Putting the Pieces Together
Of course, making sure you can render the content is only part of the problem. There are also the issues of identifying the content and putting the pieces in the right order. That’s where OPF 2.0, the Open Packaging Format, comes in. OPF provides the standards for metadata and navigation that identify what all the components are (markup files, text files, images, navigation files), specifies the reading order, and provides the fallback information, among other things.
And then, zipping it all up (literally) into one neat package is OCF 1.0, the Open Container Format. This is a zip-based standard that specifies how to encapsulate an OPS publication along with other related files. It must include the OPS file, of course, but it may also include many other kinds of files. So, for example, a publisher might want to enclose a PDF file along with the OPS file. That’s not required, but it’s permitted. Likewise, the standard permits but does not require the use of DRM (digital rights management).
The OPS 2.0 and OPF 2.0 standards were formally issued on September 11, 2007. (The OCF 1.0 standard was issued on October 27, 2006.) Even before their formal approval, they had begun to achieve rapid adoption. Such major tools as Adobe CS3 and Adobe Digital Editions were early adopters, as was the Sony Reader. VitalSource, in the educational space, and LibreDigital, the so-called digital warehouse for many trade book publishers, have adopted it as well.
It looks as if .epub may finally be the breakthrough that will take e-books from being a cool curiosity to being commonplace.

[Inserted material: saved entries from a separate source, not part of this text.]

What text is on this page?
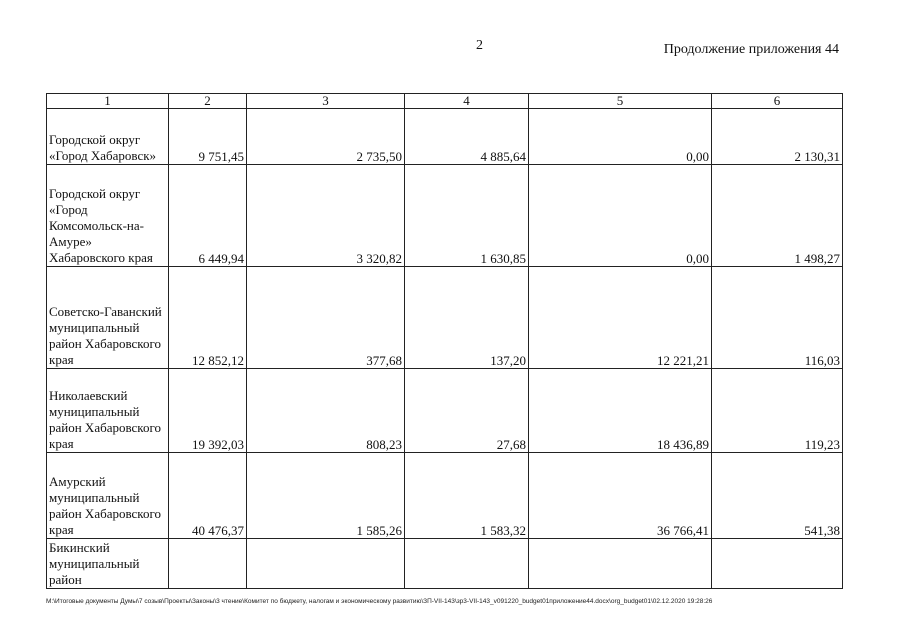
2	Продолжение приложения 44
1	2	3	4	5	6
Городской округ «Город Хабаровск»	9 751,45	2 735,50	4 885,64	0,00	2 130,31
Городской округ «Город Комсомольск-на-Амуре» Хабаровского края	6 449,94	3 320,82	1 630,85	0,00	1 498,27
Советско-Гаванский муниципальный район Хабаровского края	12 852,12	377,68	137,20	12 221,21	116,03
Николаевский муниципальный район Хабаровского края	19 392,03	808,23	27,68	18 436,89	119,23
Амурский муниципальный район Хабаровского края	40 476,37	1 585,26	1 583,32	36 766,41	541,38
Бикинский муниципальный район					
M:\Итоговые документы Думы\7 созыв\Проекты\Законы\3 чтение\Комитет по бюджету, налогам и экономическому развитию\ЗП-VII-143\зр3-VII-143_v091220_budget01приложение44.docx\org_budget01\02.12.2020 19:28:26
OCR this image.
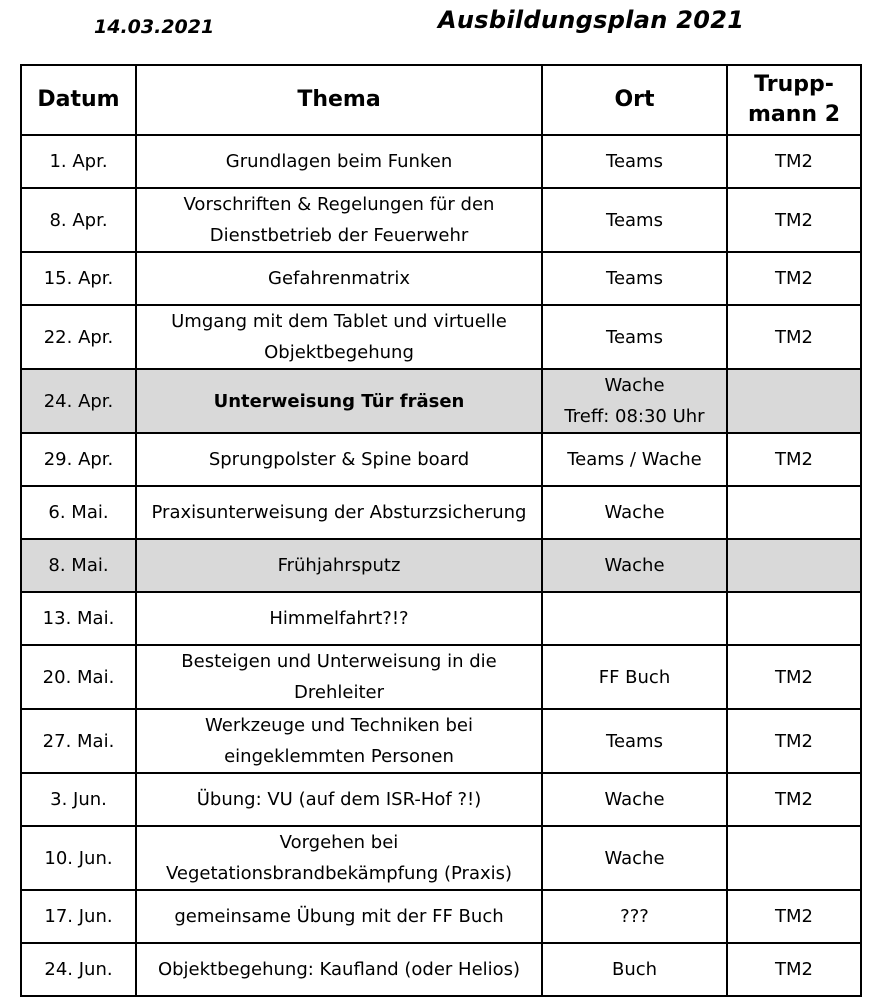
14.03.2021	Ausbildungsplan 2021
Datum	Thema	Ort	Trupp-
mann 2
1. Apr.	Grundlagen beim Funken	Teams	TM2
8. Apr.	Vorschriften & Regelungen für den Dienstbetrieb der Feuerwehr	Teams	TM2
15. Apr.	Gefahrenmatrix	Teams	TM2
22. Apr.	Umgang mit dem Tablet und virtuelle Objektbegehung	Teams	TM2
24. Apr.	Unterweisung Tür fräsen	Wache
Treff: 08:30 Uhr	
29. Apr.	Sprungpolster & Spine board	Teams / Wache	TM2
6. Mai.	Praxisunterweisung der Absturzsicherung	Wache	
8. Mai.	Frühjahrsputz	Wache	
13. Mai.	Himmelfahrt?!?		
20. Mai.	Besteigen und Unterweisung in die Drehleiter	FF Buch	TM2
27. Mai.	Werkzeuge und Techniken bei eingeklemmten Personen	Teams	TM2
3. Jun.	Übung: VU (auf dem ISR-Hof ?!)	Wache	TM2
10. Jun.	Vorgehen bei Vegetationsbrandbekämpfung (Praxis)	Wache	
17. Jun.	gemeinsame Übung mit der FF Buch	???	TM2
24. Jun.	Objektbegehung: Kaufland (oder Helios)	Buch	TM2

Bill Kasdorf is Vice President of Apex Content Solutions, a leading supplier of business services, data conversion, editorial, production, and support services to publishers and other organizations worldwide. A past SSP president, Bill has led seminars and spoken widely for publishing industry organizations such as SSP, the Association of American Publishers, the Association of American University Presses, Seybold Seminars, the Council of Science Editors, the Association of Learned and Professional Society Publishers, the Library of Congress, and the International Association of Scientific, Technical, and Medical Publishers.